O Globo, n. 32635, 13/12/2022. Opinião, p. 3

A ban­cada da desin­for­ma­ção

Luiz Claudio Latgé


O Congresso que tomará posse nos próximos dias inaugura um novo grupamento temático na política brasileira: a bancada da desinformação, formada por deputados e senadores que sustentaram suas candidaturas na propagação de fake news, acusações mentirosas e discurso de ódio.
A ciência política define esses grupos de interesse, além das questões regionais e partidárias, em função de uma agenda política. Como as bancadas do agronegócio, da bíblia (ou evangélica) e da bala. Podem ser identificados pela ação programática, pelo eleitorado e pelo voto.

A bancada evangélica se organiza em torno da pauta de costumes, questões como aborto, educação religiosa e construção da rede de emissoras de rádio e TV usada para conquistar fiéis — e eleitores.

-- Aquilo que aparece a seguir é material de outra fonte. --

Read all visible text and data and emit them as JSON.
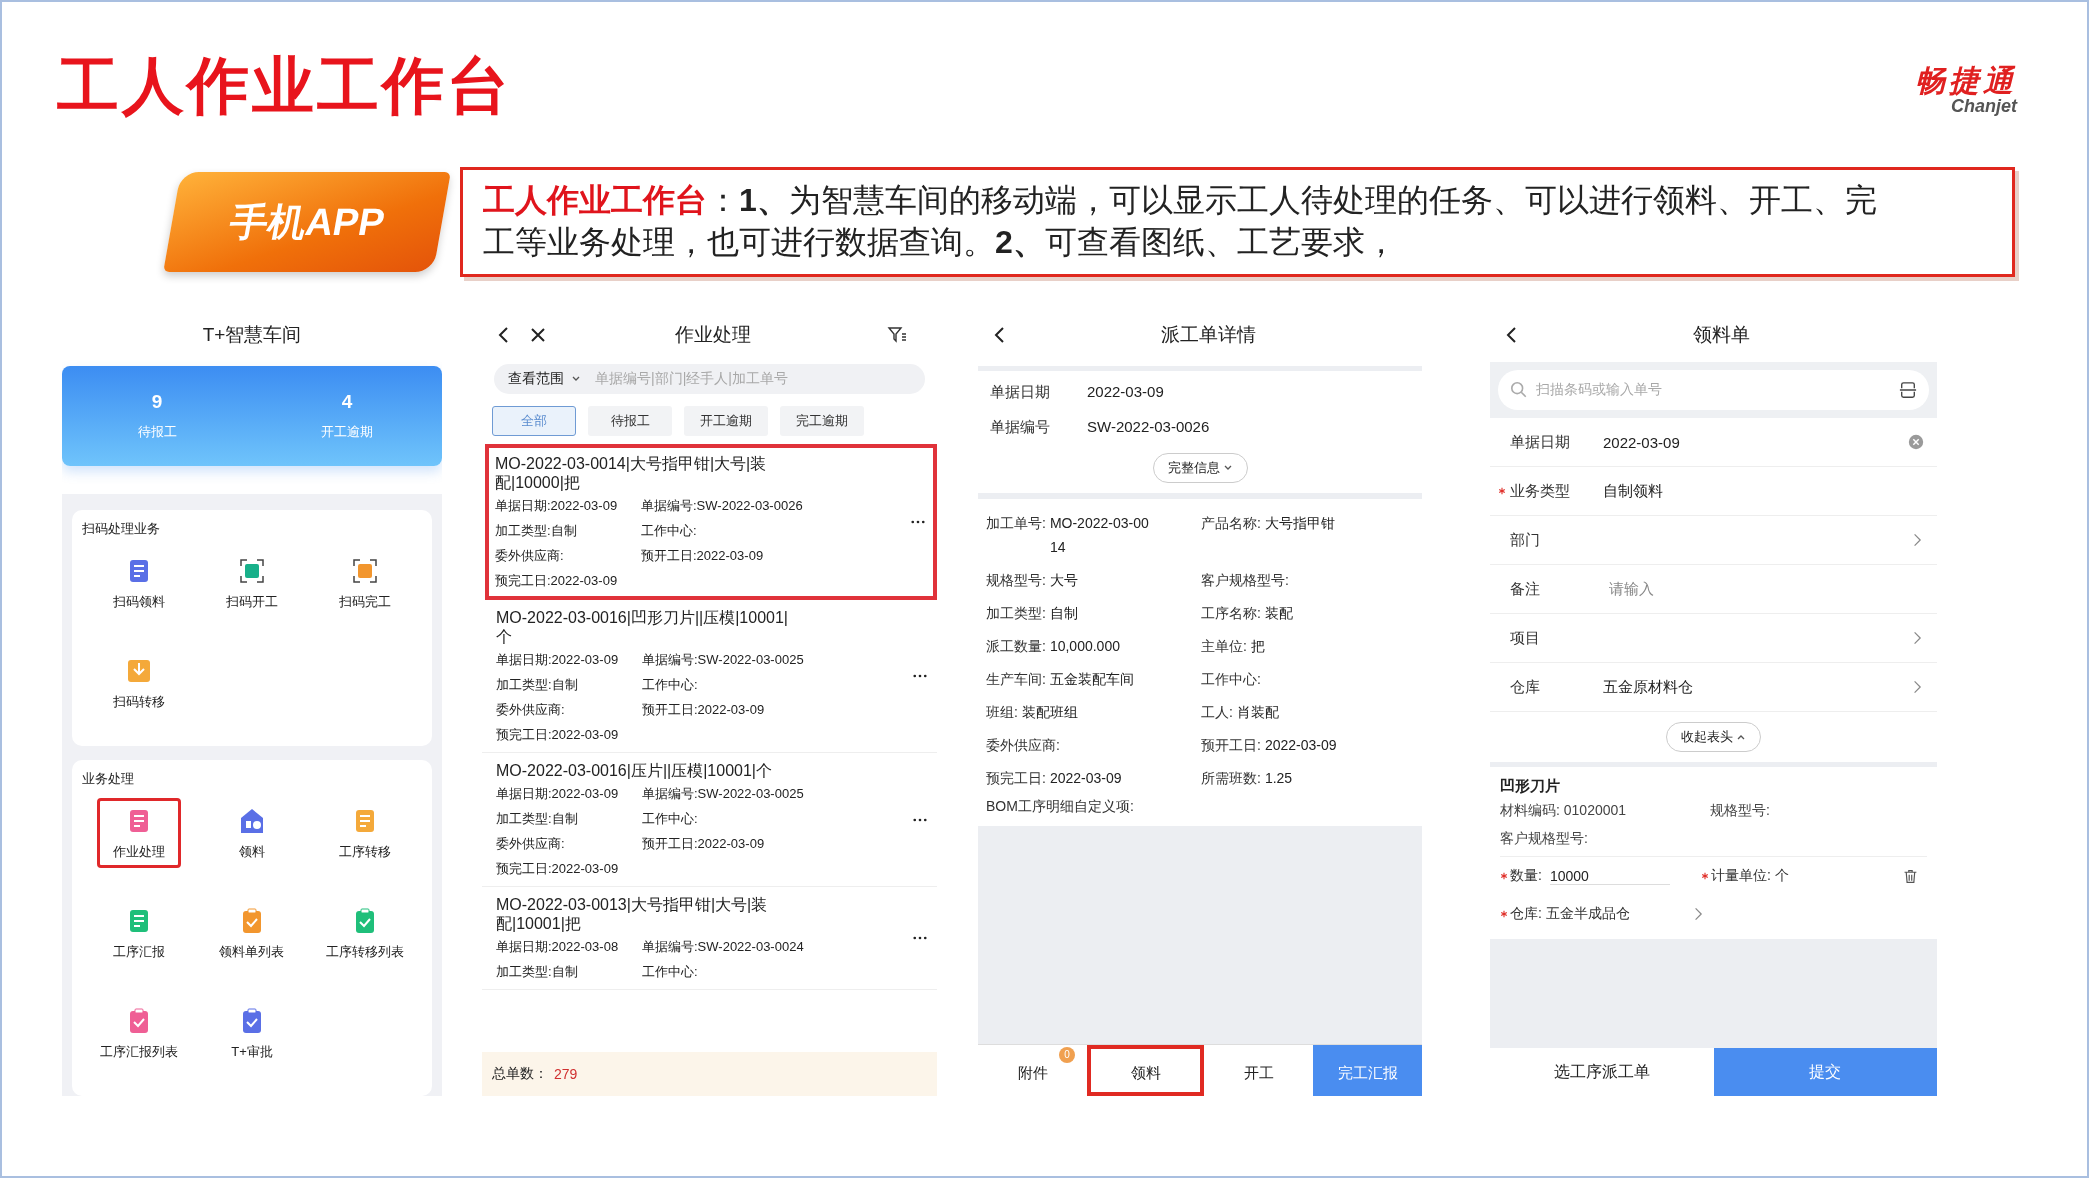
{
  "slide": {
    "title": "工人作业工作台",
    "logo": {
      "name": "畅捷通",
      "latin": "Chanjet"
    },
    "tag": "手机APP",
    "description": {
      "lead": "工人作业工作台",
      "body": "：**1、**为智慧车间的移动端，可以显示工人待处理的任务、可以进行领料、开工、完工等业务处理，也可进行数据查询。**2、**可查看图纸、工艺要求，"
    }
  },
  "home": {
    "title": "T+智慧车间",
    "stats": [
      {
        "value": "9",
        "label": "待报工"
      },
      {
        "value": "4",
        "label": "开工逾期"
      }
    ],
    "sections": [
      {
        "title": "扫码处理业务",
        "items": [
          {
            "label": "扫码领料",
            "highlighted": false
          },
          {
            "label": "扫码开工",
            "highlighted": false
          },
          {
            "label": "扫码完工",
            "highlighted": false
          },
          {
            "label": "扫码转移",
            "highlighted": false
          }
        ]
      },
      {
        "title": "业务处理",
        "items": [
          {
            "label": "作业处理",
            "highlighted": true
          },
          {
            "label": "领料",
            "highlighted": false
          },
          {
            "label": "工序转移",
            "highlighted": false
          },
          {
            "label": "工序汇报",
            "highlighted": false
          },
          {
            "label": "领料单列表",
            "highlighted": false
          },
          {
            "label": "工序转移列表",
            "highlighted": false
          },
          {
            "label": "工序汇报列表",
            "highlighted": false
          },
          {
            "label": "T+审批",
            "highlighted": false
          }
        ]
      }
    ]
  },
  "orders_screen": {
    "title": "作业处理",
    "scope": "查看范围",
    "search_placeholder": "单据编号|部门|经手人|加工单号",
    "filters": [
      {
        "label": "全部",
        "selected": true
      },
      {
        "label": "待报工",
        "selected": false
      },
      {
        "label": "开工逾期",
        "selected": false
      },
      {
        "label": "完工逾期",
        "selected": false
      }
    ],
    "orders": [
      {
        "title": "MO-2022-03-0014|大号指甲钳|大号|装配|10000|把",
        "highlighted": true,
        "fields": [
          "单据日期:2022-03-09",
          "单据编号:SW-2022-03-0026",
          "加工类型:自制",
          "工作中心:",
          "委外供应商:",
          "预开工日:2022-03-09",
          "预完工日:2022-03-09"
        ]
      },
      {
        "title": "MO-2022-03-0016|凹形刀片||压模|10001|个",
        "highlighted": false,
        "fields": [
          "单据日期:2022-03-09",
          "单据编号:SW-2022-03-0025",
          "加工类型:自制",
          "工作中心:",
          "委外供应商:",
          "预开工日:2022-03-09",
          "预完工日:2022-03-09"
        ]
      },
      {
        "title": "MO-2022-03-0016|压片||压模|10001|个",
        "highlighted": false,
        "fields": [
          "单据日期:2022-03-09",
          "单据编号:SW-2022-03-0025",
          "加工类型:自制",
          "工作中心:",
          "委外供应商:",
          "预开工日:2022-03-09",
          "预完工日:2022-03-09"
        ]
      },
      {
        "title": "MO-2022-03-0013|大号指甲钳|大号|装配|10001|把",
        "highlighted": false,
        "fields": [
          "单据日期:2022-03-08",
          "单据编号:SW-2022-03-0024",
          "加工类型:自制",
          "工作中心:"
        ]
      }
    ],
    "total_label": "总单数：",
    "total": "279"
  },
  "detail_screen": {
    "title": "派工单详情",
    "header_fields": [
      {
        "label": "单据日期",
        "value": "2022-03-09"
      },
      {
        "label": "单据编号",
        "value": "SW-2022-03-0026"
      }
    ],
    "more": "完整信息",
    "fields": [
      {
        "label": "加工单号:",
        "value": "MO-2022-03-0014"
      },
      {
        "label": "产品名称:",
        "value": "大号指甲钳"
      },
      {
        "label": "规格型号:",
        "value": "大号"
      },
      {
        "label": "客户规格型号:"
      },
      {
        "label": "加工类型:",
        "value": "自制"
      },
      {
        "label": "工序名称:",
        "value": "装配"
      },
      {
        "label": "派工数量:",
        "value": "10,000.000"
      },
      {
        "label": "主单位:",
        "value": "把"
      },
      {
        "label": "生产车间:",
        "value": "五金装配车间"
      },
      {
        "label": "工作中心:"
      },
      {
        "label": "班组:",
        "value": "装配班组"
      },
      {
        "label": "工人:",
        "value": "肖装配"
      },
      {
        "label": "委外供应商:"
      },
      {
        "label": "预开工日:",
        "value": "2022-03-09"
      },
      {
        "label": "预完工日:",
        "value": "2022-03-09"
      },
      {
        "label": "所需班数:",
        "value": "1.25"
      }
    ],
    "custom_label": "BOM工序明细自定义项:",
    "actions": [
      {
        "label": "附件",
        "kind": "plain",
        "badge": "0",
        "highlighted": false
      },
      {
        "label": "领料",
        "kind": "plain",
        "highlighted": true
      },
      {
        "label": "开工",
        "kind": "plain",
        "highlighted": false
      },
      {
        "label": "完工汇报",
        "kind": "primary",
        "highlighted": false
      }
    ]
  },
  "requisition_screen": {
    "title": "领料单",
    "search_placeholder": "扫描条码或输入单号",
    "rows": [
      {
        "label": "单据日期",
        "value": "2022-03-09",
        "kind": "clear",
        "required": false
      },
      {
        "label": "业务类型",
        "value": "自制领料",
        "kind": "text",
        "required": true
      },
      {
        "label": "部门",
        "kind": "link",
        "required": false
      },
      {
        "label": "备注",
        "placeholder": "请输入",
        "kind": "input",
        "required": false
      },
      {
        "label": "项目",
        "kind": "link",
        "required": false
      },
      {
        "label": "仓库",
        "value": "五金原材料仓",
        "kind": "link",
        "required": false
      }
    ],
    "collapse": "收起表头",
    "item": {
      "name": "凹形刀片",
      "fields": [
        "材料编码: 01020001",
        "规格型号:",
        "客户规格型号:"
      ],
      "quantity": {
        "label": "数量:",
        "value": "10000",
        "required": true
      },
      "unit": {
        "label": "计量单位: 个",
        "required": true
      },
      "warehouse": {
        "label": "仓库: 五金半成品仓",
        "required": true
      }
    },
    "buttons": [
      {
        "label": "选工序派工单",
        "kind": "secondary"
      },
      {
        "label": "提交",
        "kind": "primary"
      }
    ]
  }
}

O lobby existe em todo o mundo democrático. Nos Estados Unidos, é conhecida a influência da National Rifle Association na defesa do porte de armas — ideia que o governo Bolsonaro botou na agenda política brasileira e foi abraçada pela bancada da bala, formada por agentes policiais e militares.

Grupos econômicos também costumam ter atuação forte no Congresso. E o agronegócio elege governadores, prefeitos, deputados e senadores, especialmente no Sul e no Centro-Oeste.

Na última eleição, o discurso programático ficou em segundo plano, e as fake news dominaram a campanha. Apesar da tentativa do TSE de contê-las nas mídias sociais, a desinformação produziu campeões de votos. Influenciadores digitais, ou influenciadores políticos, os novos comunicadores.

A lista é grande. O mineiro Nikolas Ferreira, tornado porta-voz do bolsonarismo e eleito com mais de 1 milhão de votos. A destemperada (e perigosamente armada) Carla Zambelli. O general Eduardo Pazuello — por que não? —, o ministro da cloroquina. O goiano Gustavo Gayer, que lucrava nas redes sociais com notícias falsas durante a pandemia. O vereador cassado Gabriel Monteiro, acusado de estupro — acreditem! —, elegeu o pai e a irmã. E, entre tantos outros, a inacreditável ex-ministra Damares Alves, com seus rompantes histriônicos e a denúncia sem cabimento de crimes sexuais na Ilha de Marajó contra crianças sem dentes.

O que define mesmo uma bancada temática é a orientação para o voto, para a defesa de uma pauta comum. A bancada da desinformação já demonstrou que tem uma agenda própria na defesa de liberdade irrestrita, sem qualquer tipo de controle das redes sociais, no desprezo ao ensino e à ciência e no ataque às instituições republicanas.

Num recente evento do Centro Internacional de Ética da Informação, realizado no Rio, a cientista Ana Regina Rêgo, coordenadora da Rede Nacional de Combate à Desinformação, manifestou preocupação em relação à regulamentação das redes sociais, que se arrasta no Congresso, diante da nova composição do Câmara e do Senado.

A eleição terminou, apesar das orações dos bolsonaristas diante dos quartéis. Mas a desordem informacional que se apresenta como ameaça civilizatória ainda atrapalhará a vida do país e precisa ser enfrentada. Por todos.